The company announced a sales increase of 7.8 percent for the quarter, but largely due to the write-down profit fell to $152.4 million, or 43 cents a share, from $202 million, or 57 cents a share, a year earlier. Heinz said in December it would have to write down its 16-percent stake in organic food maker Hain, which it bought at an average of $30 a share.
The North American consumer products segment increased by 11 percent, pushed by sales of Ore-Ida brand products, Bagel Bites and TGI Friday's frozen snacks.
"Heinz's marketing programs for these brands have been very effective and consumers have responded positively to new recipes and packaging," said the company.
The increase in sales across the Atlantic was slighter at 6.9 percent and benefited from the weaker dollar.
The sales growth was praised by company CEO William Johnson, who said he was particularly pleased by state of play in the US and added that developing markets such as India, Poland, Russia and parts of Asia also performed well.

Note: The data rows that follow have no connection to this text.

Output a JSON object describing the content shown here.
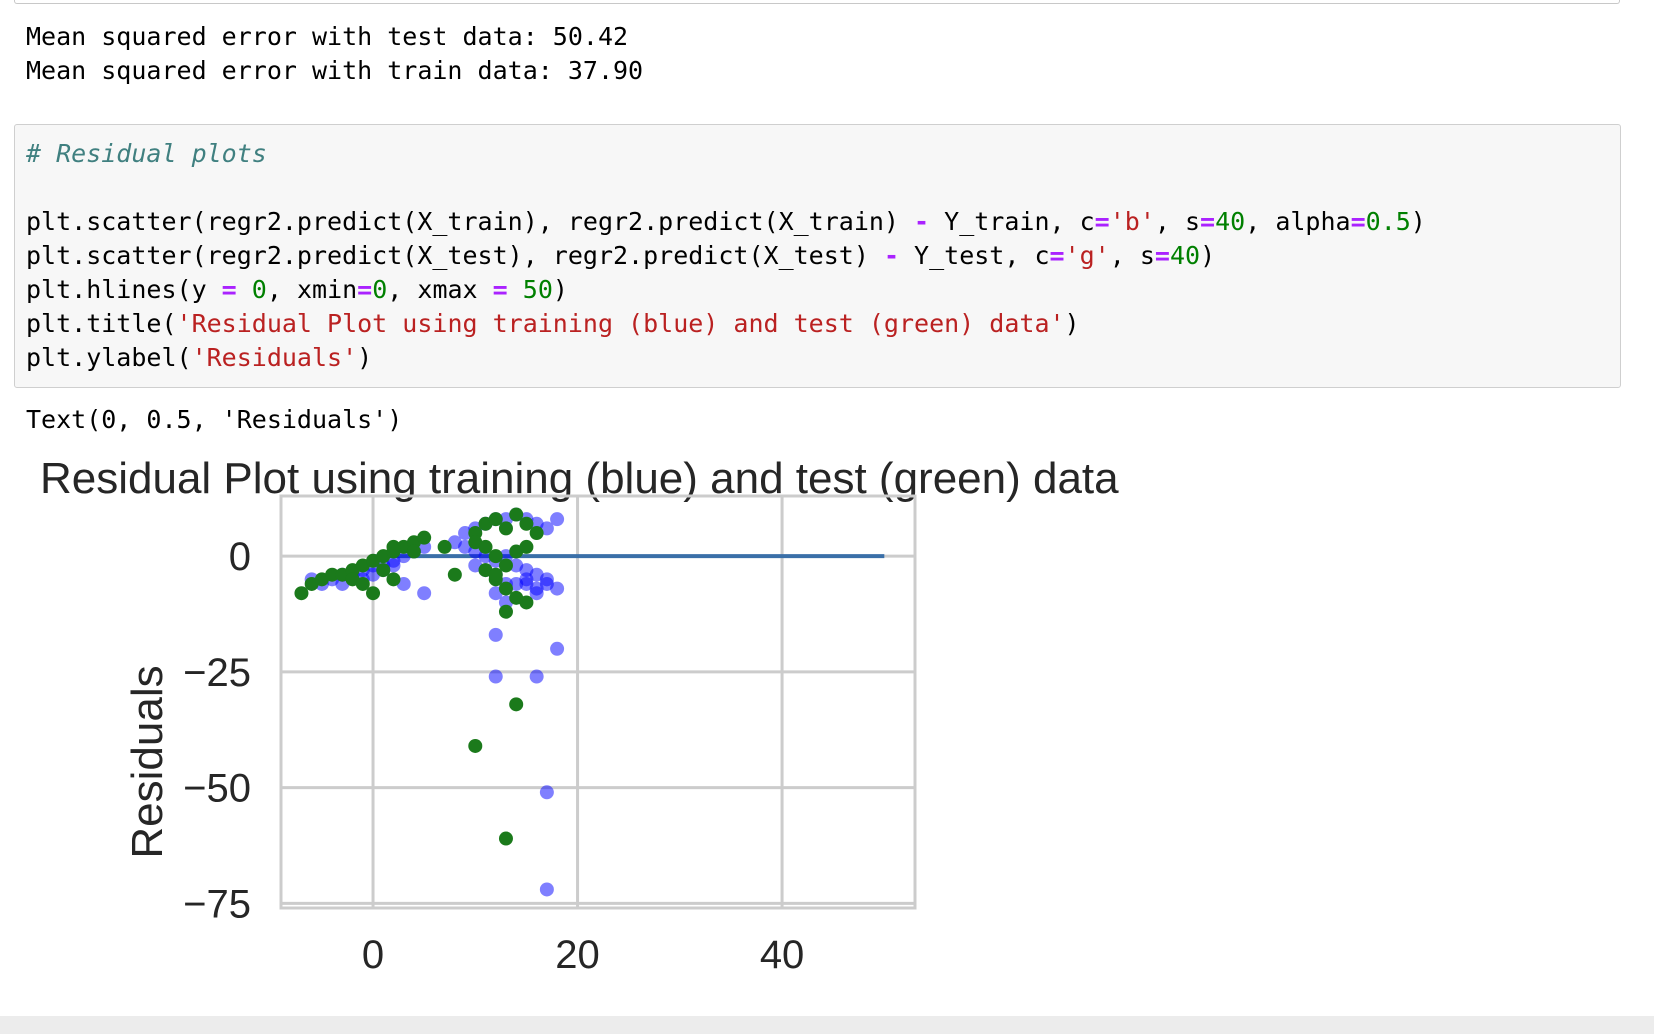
{
  "outputs": {
    "metrics_lines": [
      "Mean squared error with test data: 50.42",
      "Mean squared error with train data: 37.90"
    ],
    "result_text": "Text(0, 0.5, 'Residuals')"
  },
  "code_cell": {
    "lines": [
      [
        {
          "t": "comment",
          "v": "# Residual plots"
        }
      ],
      [],
      [
        {
          "t": "plain",
          "v": "plt.scatter(regr2.predict(X_train), regr2.predict(X_train) "
        },
        {
          "t": "op",
          "v": "-"
        },
        {
          "t": "plain",
          "v": " Y_train, c"
        },
        {
          "t": "op",
          "v": "="
        },
        {
          "t": "str",
          "v": "'b'"
        },
        {
          "t": "plain",
          "v": ", s"
        },
        {
          "t": "op",
          "v": "="
        },
        {
          "t": "num",
          "v": "40"
        },
        {
          "t": "plain",
          "v": ", alpha"
        },
        {
          "t": "op",
          "v": "="
        },
        {
          "t": "num",
          "v": "0.5"
        },
        {
          "t": "plain",
          "v": ")"
        }
      ],
      [
        {
          "t": "plain",
          "v": "plt.scatter(regr2.predict(X_test), regr2.predict(X_test) "
        },
        {
          "t": "op",
          "v": "-"
        },
        {
          "t": "plain",
          "v": " Y_test, c"
        },
        {
          "t": "op",
          "v": "="
        },
        {
          "t": "str",
          "v": "'g'"
        },
        {
          "t": "plain",
          "v": ", s"
        },
        {
          "t": "op",
          "v": "="
        },
        {
          "t": "num",
          "v": "40"
        },
        {
          "t": "plain",
          "v": ")"
        }
      ],
      [
        {
          "t": "plain",
          "v": "plt.hlines(y "
        },
        {
          "t": "op",
          "v": "="
        },
        {
          "t": "plain",
          "v": " "
        },
        {
          "t": "num",
          "v": "0"
        },
        {
          "t": "plain",
          "v": ", xmin"
        },
        {
          "t": "op",
          "v": "="
        },
        {
          "t": "num",
          "v": "0"
        },
        {
          "t": "plain",
          "v": ", xmax "
        },
        {
          "t": "op",
          "v": "="
        },
        {
          "t": "plain",
          "v": " "
        },
        {
          "t": "num",
          "v": "50"
        },
        {
          "t": "plain",
          "v": ")"
        }
      ],
      [
        {
          "t": "plain",
          "v": "plt.title("
        },
        {
          "t": "str",
          "v": "'Residual Plot using training (blue) and test (green) data'"
        },
        {
          "t": "plain",
          "v": ")"
        }
      ],
      [
        {
          "t": "plain",
          "v": "plt.ylabel("
        },
        {
          "t": "str",
          "v": "'Residuals'"
        },
        {
          "t": "plain",
          "v": ")"
        }
      ]
    ]
  },
  "colors": {
    "comment": "#408080",
    "operator": "#aa22ff",
    "string": "#ba2121",
    "number": "#008000",
    "train_points": "#0000ff",
    "test_points": "#1b7a1b",
    "hline": "#3a6fa8"
  },
  "chart_data": {
    "type": "scatter",
    "title": "Residual Plot using training (blue) and test (green) data",
    "xlabel": "",
    "ylabel": "Residuals",
    "xlim": [
      -9,
      53
    ],
    "ylim": [
      -76,
      13
    ],
    "xticks": [
      0,
      20,
      40
    ],
    "yticks": [
      0,
      -25,
      -50,
      -75
    ],
    "xtick_labels": [
      "0",
      "20",
      "40"
    ],
    "ytick_labels": [
      "0",
      "−25",
      "−50",
      "−75"
    ],
    "grid": true,
    "hline": {
      "y": 0,
      "xmin": 0,
      "xmax": 50
    },
    "series": [
      {
        "color": "b",
        "alpha": 0.5,
        "points": [
          [
            -6,
            -5
          ],
          [
            -5,
            -6
          ],
          [
            -4,
            -5
          ],
          [
            -3,
            -4
          ],
          [
            -2,
            -4
          ],
          [
            -1,
            -3
          ],
          [
            0,
            -2
          ],
          [
            1,
            -2
          ],
          [
            2,
            -1
          ],
          [
            3,
            0
          ],
          [
            4,
            1
          ],
          [
            5,
            2
          ],
          [
            3,
            -6
          ],
          [
            5,
            -8
          ],
          [
            1,
            -3
          ],
          [
            2,
            -2
          ],
          [
            0,
            -4
          ],
          [
            -1,
            -5
          ],
          [
            -3,
            -6
          ],
          [
            8,
            3
          ],
          [
            9,
            5
          ],
          [
            10,
            6
          ],
          [
            11,
            7
          ],
          [
            12,
            8
          ],
          [
            13,
            8
          ],
          [
            14,
            9
          ],
          [
            15,
            8
          ],
          [
            16,
            7
          ],
          [
            17,
            6
          ],
          [
            18,
            8
          ],
          [
            9,
            2
          ],
          [
            10,
            1
          ],
          [
            11,
            0
          ],
          [
            12,
            -1
          ],
          [
            13,
            0
          ],
          [
            14,
            -2
          ],
          [
            15,
            -3
          ],
          [
            16,
            -4
          ],
          [
            17,
            -5
          ],
          [
            10,
            -2
          ],
          [
            11,
            -3
          ],
          [
            12,
            -4
          ],
          [
            13,
            -6
          ],
          [
            14,
            -6
          ],
          [
            15,
            -5
          ],
          [
            16,
            -7
          ],
          [
            17,
            -6
          ],
          [
            18,
            -7
          ],
          [
            12,
            -8
          ],
          [
            13,
            -10
          ],
          [
            16,
            -8
          ],
          [
            15,
            -6
          ],
          [
            12,
            -17
          ],
          [
            18,
            -20
          ],
          [
            12,
            -26
          ],
          [
            16,
            -26
          ],
          [
            17,
            -51
          ],
          [
            17,
            -72
          ]
        ]
      },
      {
        "color": "g",
        "alpha": 1,
        "points": [
          [
            -7,
            -8
          ],
          [
            -6,
            -6
          ],
          [
            -5,
            -5
          ],
          [
            -4,
            -4
          ],
          [
            -3,
            -4
          ],
          [
            -2,
            -3
          ],
          [
            -1,
            -2
          ],
          [
            0,
            -1
          ],
          [
            1,
            0
          ],
          [
            2,
            1
          ],
          [
            3,
            2
          ],
          [
            4,
            3
          ],
          [
            5,
            4
          ],
          [
            -2,
            -5
          ],
          [
            -1,
            -6
          ],
          [
            0,
            -8
          ],
          [
            2,
            -5
          ],
          [
            1,
            -3
          ],
          [
            4,
            1
          ],
          [
            2,
            2
          ],
          [
            7,
            2
          ],
          [
            10,
            5
          ],
          [
            11,
            7
          ],
          [
            12,
            8
          ],
          [
            13,
            6
          ],
          [
            14,
            9
          ],
          [
            15,
            7
          ],
          [
            16,
            5
          ],
          [
            10,
            3
          ],
          [
            11,
            2
          ],
          [
            12,
            0
          ],
          [
            13,
            -2
          ],
          [
            14,
            1
          ],
          [
            15,
            2
          ],
          [
            8,
            -4
          ],
          [
            11,
            -3
          ],
          [
            12,
            -5
          ],
          [
            13,
            -7
          ],
          [
            14,
            -9
          ],
          [
            15,
            -10
          ],
          [
            12,
            -4
          ],
          [
            13,
            -12
          ],
          [
            14,
            -32
          ],
          [
            10,
            -41
          ],
          [
            13,
            -61
          ]
        ]
      }
    ]
  }
}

Despite the loss of earnings, Johnson said Heinz remained on track with for its full-year target range of $2.32-$2.42, though added he expected the final results to be "towards the lower end of the range". Analysts on average forecast $2.34 a share, according to Reuters Estimates.
A decline in gross profit margin was blamed on increased commodity and fuel costs, lower pricing and substantially higher supply chain costs in the European seafood business, which it said it was considering exiting.
In recent years, Heinz has refocused its business on ketchup, condiments, sauces, food service, meals and snacks and in 2002, the company sold its tuna, pet food and baby food divisions to Del Monte Foods. Shares of Heinz rose 1.5 percent early on the New York Stock Exchange.